Il 21 ottobre 1971, come tanti altri giorni, Antonella, Virginia e Ninfa escono tenendosi per mano dalla loro casa alla periferia di Marsala, dirette alla scuola Pestalozzi. Case popolari INA, un pugno di palazzine spoglie e tristi in via Mazara, per giunta iniziate e mai finite, perché nel frattempo la ditta era anche fallita e quindi le ha lasciate così, sospese come le vite di chi ci abitava dentro, tra il nulla e il mare. Casermoni sciatti e scarni come era un po’ tutta la città, nelle foto panoramiche dell’epoca. Lontanissima dai boom che altrove avevano trasformato il Paese, vicina – appena tre anni prima – al terremoto del Belice che si era portato via, oltre ad un numero imprecisato di anime (tutt’ora non c’è una cifra precisa, certamente diverse centinaia), anche le poche certezze di una valle che campava di terra e bestiame. Aziende poche, pochissime. Industrie praticamente zero.
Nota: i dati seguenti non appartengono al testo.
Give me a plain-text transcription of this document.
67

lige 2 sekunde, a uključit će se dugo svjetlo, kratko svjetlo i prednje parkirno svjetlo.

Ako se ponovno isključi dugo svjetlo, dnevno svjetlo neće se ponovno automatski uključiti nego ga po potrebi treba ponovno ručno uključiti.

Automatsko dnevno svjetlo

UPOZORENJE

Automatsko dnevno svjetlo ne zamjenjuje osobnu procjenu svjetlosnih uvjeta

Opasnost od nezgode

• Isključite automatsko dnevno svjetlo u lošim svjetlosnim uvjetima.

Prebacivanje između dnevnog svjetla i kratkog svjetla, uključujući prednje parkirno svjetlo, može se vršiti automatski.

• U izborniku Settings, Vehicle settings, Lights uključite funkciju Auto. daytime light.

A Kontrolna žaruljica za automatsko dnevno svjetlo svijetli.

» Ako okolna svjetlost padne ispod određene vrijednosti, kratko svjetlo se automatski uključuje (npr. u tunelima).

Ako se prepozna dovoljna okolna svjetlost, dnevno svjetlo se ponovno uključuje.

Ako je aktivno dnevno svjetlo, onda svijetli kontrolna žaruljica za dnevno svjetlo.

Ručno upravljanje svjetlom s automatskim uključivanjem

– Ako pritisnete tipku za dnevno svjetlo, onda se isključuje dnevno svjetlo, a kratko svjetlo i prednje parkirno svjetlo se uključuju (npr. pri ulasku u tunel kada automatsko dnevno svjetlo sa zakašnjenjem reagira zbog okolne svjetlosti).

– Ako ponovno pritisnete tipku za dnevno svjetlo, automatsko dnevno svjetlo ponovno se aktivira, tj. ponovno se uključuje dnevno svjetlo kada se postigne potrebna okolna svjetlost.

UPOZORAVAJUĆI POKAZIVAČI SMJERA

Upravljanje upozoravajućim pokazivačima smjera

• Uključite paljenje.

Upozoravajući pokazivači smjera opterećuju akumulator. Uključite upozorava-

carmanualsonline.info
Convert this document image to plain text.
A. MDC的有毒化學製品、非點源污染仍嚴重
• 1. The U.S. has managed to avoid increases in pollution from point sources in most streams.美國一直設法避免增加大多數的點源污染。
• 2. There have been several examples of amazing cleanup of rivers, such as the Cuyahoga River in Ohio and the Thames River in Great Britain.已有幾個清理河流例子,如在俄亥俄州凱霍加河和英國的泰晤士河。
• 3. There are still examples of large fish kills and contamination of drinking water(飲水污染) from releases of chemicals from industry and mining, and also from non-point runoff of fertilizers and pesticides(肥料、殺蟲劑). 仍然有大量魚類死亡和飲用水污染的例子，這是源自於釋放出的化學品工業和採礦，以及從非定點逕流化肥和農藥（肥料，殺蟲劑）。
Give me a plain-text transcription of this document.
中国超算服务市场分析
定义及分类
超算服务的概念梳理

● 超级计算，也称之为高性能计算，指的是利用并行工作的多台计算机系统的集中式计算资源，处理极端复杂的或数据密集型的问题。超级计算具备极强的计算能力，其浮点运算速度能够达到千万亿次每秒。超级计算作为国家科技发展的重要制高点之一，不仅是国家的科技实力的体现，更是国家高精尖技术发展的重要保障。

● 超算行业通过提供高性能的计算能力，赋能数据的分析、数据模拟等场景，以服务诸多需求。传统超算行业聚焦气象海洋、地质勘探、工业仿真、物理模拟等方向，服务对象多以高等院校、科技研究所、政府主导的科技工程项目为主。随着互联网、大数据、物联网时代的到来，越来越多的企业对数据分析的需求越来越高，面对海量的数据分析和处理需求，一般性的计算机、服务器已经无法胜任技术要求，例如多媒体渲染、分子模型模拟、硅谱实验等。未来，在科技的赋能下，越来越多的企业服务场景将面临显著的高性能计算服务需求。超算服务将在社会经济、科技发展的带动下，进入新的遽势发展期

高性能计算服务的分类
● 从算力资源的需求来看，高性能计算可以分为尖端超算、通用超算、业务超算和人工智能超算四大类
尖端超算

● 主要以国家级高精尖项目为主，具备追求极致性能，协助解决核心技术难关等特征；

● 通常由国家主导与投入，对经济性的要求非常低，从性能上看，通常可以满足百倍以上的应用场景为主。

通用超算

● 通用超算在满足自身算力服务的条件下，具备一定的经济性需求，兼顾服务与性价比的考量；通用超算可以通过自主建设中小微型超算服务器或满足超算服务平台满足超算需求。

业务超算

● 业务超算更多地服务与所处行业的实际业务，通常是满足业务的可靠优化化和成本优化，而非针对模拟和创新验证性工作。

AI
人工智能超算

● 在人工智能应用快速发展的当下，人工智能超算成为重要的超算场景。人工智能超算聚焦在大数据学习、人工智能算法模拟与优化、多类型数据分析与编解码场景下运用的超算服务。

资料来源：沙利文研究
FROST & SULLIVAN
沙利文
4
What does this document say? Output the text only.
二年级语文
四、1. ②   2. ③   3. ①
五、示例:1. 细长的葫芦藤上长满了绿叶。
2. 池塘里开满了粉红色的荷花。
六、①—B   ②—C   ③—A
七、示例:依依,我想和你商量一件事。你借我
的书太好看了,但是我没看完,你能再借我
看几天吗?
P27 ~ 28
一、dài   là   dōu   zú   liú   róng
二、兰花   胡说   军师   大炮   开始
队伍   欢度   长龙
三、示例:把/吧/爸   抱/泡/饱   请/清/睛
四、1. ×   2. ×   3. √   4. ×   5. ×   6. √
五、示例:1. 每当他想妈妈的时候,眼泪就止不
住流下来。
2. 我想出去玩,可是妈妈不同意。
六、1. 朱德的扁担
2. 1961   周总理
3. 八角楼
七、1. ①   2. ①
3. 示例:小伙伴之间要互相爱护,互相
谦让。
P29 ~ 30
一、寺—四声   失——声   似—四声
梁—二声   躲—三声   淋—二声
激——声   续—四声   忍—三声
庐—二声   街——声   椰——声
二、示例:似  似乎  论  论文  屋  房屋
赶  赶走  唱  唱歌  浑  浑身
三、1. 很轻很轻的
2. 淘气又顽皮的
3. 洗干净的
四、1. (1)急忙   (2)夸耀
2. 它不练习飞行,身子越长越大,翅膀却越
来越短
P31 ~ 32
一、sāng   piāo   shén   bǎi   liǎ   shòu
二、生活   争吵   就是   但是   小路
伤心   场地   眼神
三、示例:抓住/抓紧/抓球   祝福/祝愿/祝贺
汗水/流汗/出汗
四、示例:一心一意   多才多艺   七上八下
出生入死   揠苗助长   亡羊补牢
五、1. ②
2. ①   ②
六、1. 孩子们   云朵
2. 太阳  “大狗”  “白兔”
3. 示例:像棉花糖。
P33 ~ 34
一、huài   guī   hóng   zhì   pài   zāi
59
Bimbe con gli occhi adulti
Era un’Italia ancora in bianconero, ma per molti aspetti uguale a quella di oggi. Antonella Valenti, 9 anni, con le cuginette Ninfa e Virginia Marchese (7 e 5 anni), accompagna a scuola la sorella Liliana per la campanella delle 13: già all’epoca, alle elementari c’era sovraffollamento e carenza di aule, i bambini erano costretti ai turni pomeridiani. Tre bambine che nell’unica foto rimasta, scattata in un’aula, sembrano già adulte. Piccole donne con le facce serie, gli occhi severi e penetranti. C’è più consapevolezza che gioco, in quegli sguardi. E in effetti erano molto più che tre bimbe, quando sono uscite di casa quel giorno. Erano la scorta di Liliana, la dolce e rassicurante protezione di chi, pur in età di giochi con le bambole, faceva già le faccende domestiche e passava i pomeriggi a giocare in strada, con pochi giocattoli e molta voglia di immaginarli.
È iniziata così, con una scena quotidiana, la storiaccia del Mostro di Marsala che in Italia è deflagrata con uno scoppio nucleare nell’opinione pubblica, non c’erano i social ma ne parlavano tutti e tutti avevano la loro ipotesi, ed è finita 31 anni dopo, nel 2002. Quando il mostro riconosciuto e condannato per l’omicidio di tre bambine – Michele Vinci – è uscito definitivamente di galera, ed è stato ingoiato dall’oblio di una nuova vita a Viterbo, dove faceva il giostraio e viveva con una fidanzata. Antonella, Ninfa e Virginia infatti, quel giorno, non sono mai rientrate a casa. Ad un certo punto nonno Vito, Vito Impiccichè, ha capito che c’era qualcosa che non andava e ha dato l’allarme. Sono iniziate subito le ricerche, tremila uomini tra poliziotti, carabinieri e volontari. Qualcosa di enorme, per l’epoca e anche per oggi, pensando per esempio a Yara Gambirasio.
Dai Corleonesi a Marsala
Solo che all’epoca, a Marsala, non c’erano mappe satellitari, cani molecolari ed esperti di laboratorio. C’era, appunto, un esercito di gente impegnata a cercarle, c’era una città che mormorava di tutto, dando la colpa a uomini neri o a depravati vari. C’era Cesare Terranova, da poco nominato procuratore di Marsala e da anni magistrato di punta nella lotta alla mafia, dopo i processi di Catanzaro e Bari, quello contro Liggio e i Corleonesi. Quello nel quale Totò Riina fu condannato per il furto di una patente, visto che tutto il resto fu demolito dalla Corte. Terranova guidava le ricerche delle bambine e diceva «sono preoccupato, penso al peggio». Lui, uno dei tanti uomini poi caduti nella lotta a Cosa Nostra che hanno anche, per coincidenza o per destino, incrociato la storia delle tre bambine di Marsala prima di finire col nome scritto sopra ad una lapide, nel cordoglio generale. C’era anche il caso, nella persona che si è imbattuta nel cadavere malridotto di Antonella, nei paraggi di una scuola abbandonata, in contrada Rakalia.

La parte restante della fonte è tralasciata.